« Journal en public » est un titre singulier, un journal étant soit public (un quotidien), soit intime (Amiel). Il peut y avoir quelques variantes : philosophique, comme avec Maine de Biran. Maurice Nadeau n’a été ni directeur d’un quotidien, ni diariste caché et blessé, ni philosophe au fond de son poêle. Il suffit de voir sa main retenant ses lèvres et laissant passer le sourire : c’est la photo de couverture de Journal en public (2006).
Maurice monte un escalier : d’où vient-il ? que nous réserve-t-il ? « Personne ne m’a rien demandé. » Mais tous nous l’attendons encore : ça devient une habitude et ça reste une écriture. Et puis il est bon d’avoir porte ouverte. Puisque lui-même l’a ouverte pour nous, afin que chacun d’entre nous puisse se tourner vers un autre et à son tour le convie à entrer.
On ne se passe pas de Maurice Nadeau, continuant à se le passer d’une main l’autre, continuant son travail, par le nôtre et l’appel d’autres. Nous ne formons pas une foule en déshérence mais bien un public et son journal qu’il continue, à chaque nouveau numéro, de lancer. Sous son sourire. L’écriture de Nadeau c’est sa conversation, sa pensée en somme toujours tournée vers un autre, l’interlocuteur, celui qui le lit. Son semblable témoin. À son « Journal en public », il invite chacun, mais pour quelque chose d’inattendu jusqu’ici de sa part : il parle aussi de lui. Il est bien là, auprès de chaque auteur qu’il commente. Il abat son jeu. Mais il garde la main dessus. On admire.
Nadeau garde toujours le dernier mot parce que c’est lui qui a trouvé le premier.
Il a trouvé d’abord la simplicité : trouver permet de chercher. En l’occurrence, de mieux chercher. C’est Jules Lequier qui nous l’a appris et nous l’avions oublié. Nadeau nous le rappelle. Qu’importe qu’il ait lu ou non Lequier puisqu’ils se rencontrent. Au demeurant, on ne lit pas que dans les livres, ni même dans le seul marc des cœurs. Et on peut se rencontrer sans se voir jamais. Nadeau sait rencontrer chacun de ses lecteurs, et les plus différents. Autant il partage le plaisir de lire un livre, autant, dans un même article, il marquerait au besoin sa distance. C’est que « le scripteur a ses tics, ses lubies, ses convictions ». Ajoutons son charme.
N’abandonnant jamais sa pondération, Nadeau sait dépondérer (un néologisme parfois utile au travail de critique).

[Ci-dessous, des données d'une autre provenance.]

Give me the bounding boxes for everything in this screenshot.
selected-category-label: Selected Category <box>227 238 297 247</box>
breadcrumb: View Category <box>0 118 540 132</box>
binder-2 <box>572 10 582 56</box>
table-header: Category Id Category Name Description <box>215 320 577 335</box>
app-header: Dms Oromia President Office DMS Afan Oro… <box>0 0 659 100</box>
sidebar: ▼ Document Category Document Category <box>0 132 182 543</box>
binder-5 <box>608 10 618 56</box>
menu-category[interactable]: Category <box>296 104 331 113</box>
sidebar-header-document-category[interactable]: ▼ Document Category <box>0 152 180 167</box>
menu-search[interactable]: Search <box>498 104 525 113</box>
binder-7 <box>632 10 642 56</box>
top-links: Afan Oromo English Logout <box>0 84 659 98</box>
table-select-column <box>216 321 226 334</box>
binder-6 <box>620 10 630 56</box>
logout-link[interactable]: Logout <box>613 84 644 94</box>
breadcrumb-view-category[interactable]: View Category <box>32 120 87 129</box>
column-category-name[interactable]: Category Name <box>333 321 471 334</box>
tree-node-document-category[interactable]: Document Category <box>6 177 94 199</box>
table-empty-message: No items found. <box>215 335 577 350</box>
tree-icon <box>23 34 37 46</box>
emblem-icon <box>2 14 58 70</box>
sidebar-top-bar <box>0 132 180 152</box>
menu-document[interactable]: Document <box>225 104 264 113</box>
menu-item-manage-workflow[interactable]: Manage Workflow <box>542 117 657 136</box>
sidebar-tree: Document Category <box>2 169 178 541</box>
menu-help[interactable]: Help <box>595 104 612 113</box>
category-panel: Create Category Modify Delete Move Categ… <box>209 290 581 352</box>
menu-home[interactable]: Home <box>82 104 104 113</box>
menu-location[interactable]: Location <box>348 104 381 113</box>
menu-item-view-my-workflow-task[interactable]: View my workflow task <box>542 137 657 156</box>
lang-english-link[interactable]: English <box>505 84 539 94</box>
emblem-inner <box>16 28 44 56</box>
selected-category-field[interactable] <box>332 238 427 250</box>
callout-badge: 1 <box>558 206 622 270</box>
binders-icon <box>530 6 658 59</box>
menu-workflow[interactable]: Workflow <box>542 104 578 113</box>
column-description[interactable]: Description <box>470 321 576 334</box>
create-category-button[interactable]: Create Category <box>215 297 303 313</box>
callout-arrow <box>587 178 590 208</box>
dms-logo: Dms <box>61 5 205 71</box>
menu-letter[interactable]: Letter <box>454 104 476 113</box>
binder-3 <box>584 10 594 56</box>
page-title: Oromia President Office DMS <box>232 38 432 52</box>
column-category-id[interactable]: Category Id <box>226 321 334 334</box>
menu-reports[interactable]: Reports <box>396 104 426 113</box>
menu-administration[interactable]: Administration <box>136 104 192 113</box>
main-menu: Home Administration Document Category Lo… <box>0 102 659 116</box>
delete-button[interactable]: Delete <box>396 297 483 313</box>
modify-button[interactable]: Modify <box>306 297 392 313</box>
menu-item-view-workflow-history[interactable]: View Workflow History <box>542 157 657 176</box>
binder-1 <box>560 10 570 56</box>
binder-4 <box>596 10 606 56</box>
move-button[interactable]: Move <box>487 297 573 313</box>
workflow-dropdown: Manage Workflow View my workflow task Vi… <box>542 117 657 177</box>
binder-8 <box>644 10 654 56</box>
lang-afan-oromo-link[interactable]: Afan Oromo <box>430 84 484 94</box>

Et il sait très bien s’il faut ou non le faire, et à quel moment. En fait, il est toujours à l’heure : à la fois celle du moment terrestre et de l’intemporel qui l’accompagne. Son écriture est une écriture de la conversation tout autant qu’une conversation de l’écriture, va-et-vient de l’impersonnel au personnel, et tenue à chacun de ses lecteurs. Dans son « Journal en public », il est enfin là, et parle de lui-même comme en biseau.
Difficilement imitable, il tient toujours à se dissimuler un peu, comme le sourire que l’on retrouve derrière sa main et que finalement celle-ci souligne plus qu’elle ne le couvre. C’est le sourire même que l’on imagine à Hypatie devant les intolérants et les fanatiques. Alors l’écriture de Nadeau est lumineuse parce que simple comme un bonjour.
Nadeau n’a rien à cacher : il apporte et emporte tout. Tout dans ses mains, rien dans ses poches. Comme on dit, il est parti. Dans quelque éternité ; nulle part, pourrait-on dire aussi bien. On n’y est guère chez soi. Maurice reste ainsi l’air que l’on respire dans cette maison même qui l’attend et s’enrichit de jeunesse et d’âge afin de mieux continuer à lire et déchiffrer : quoi au juste ? Ici Maurice sourit encore. Son « Journal » continue pour chacun sur un autre mode : l’aparté.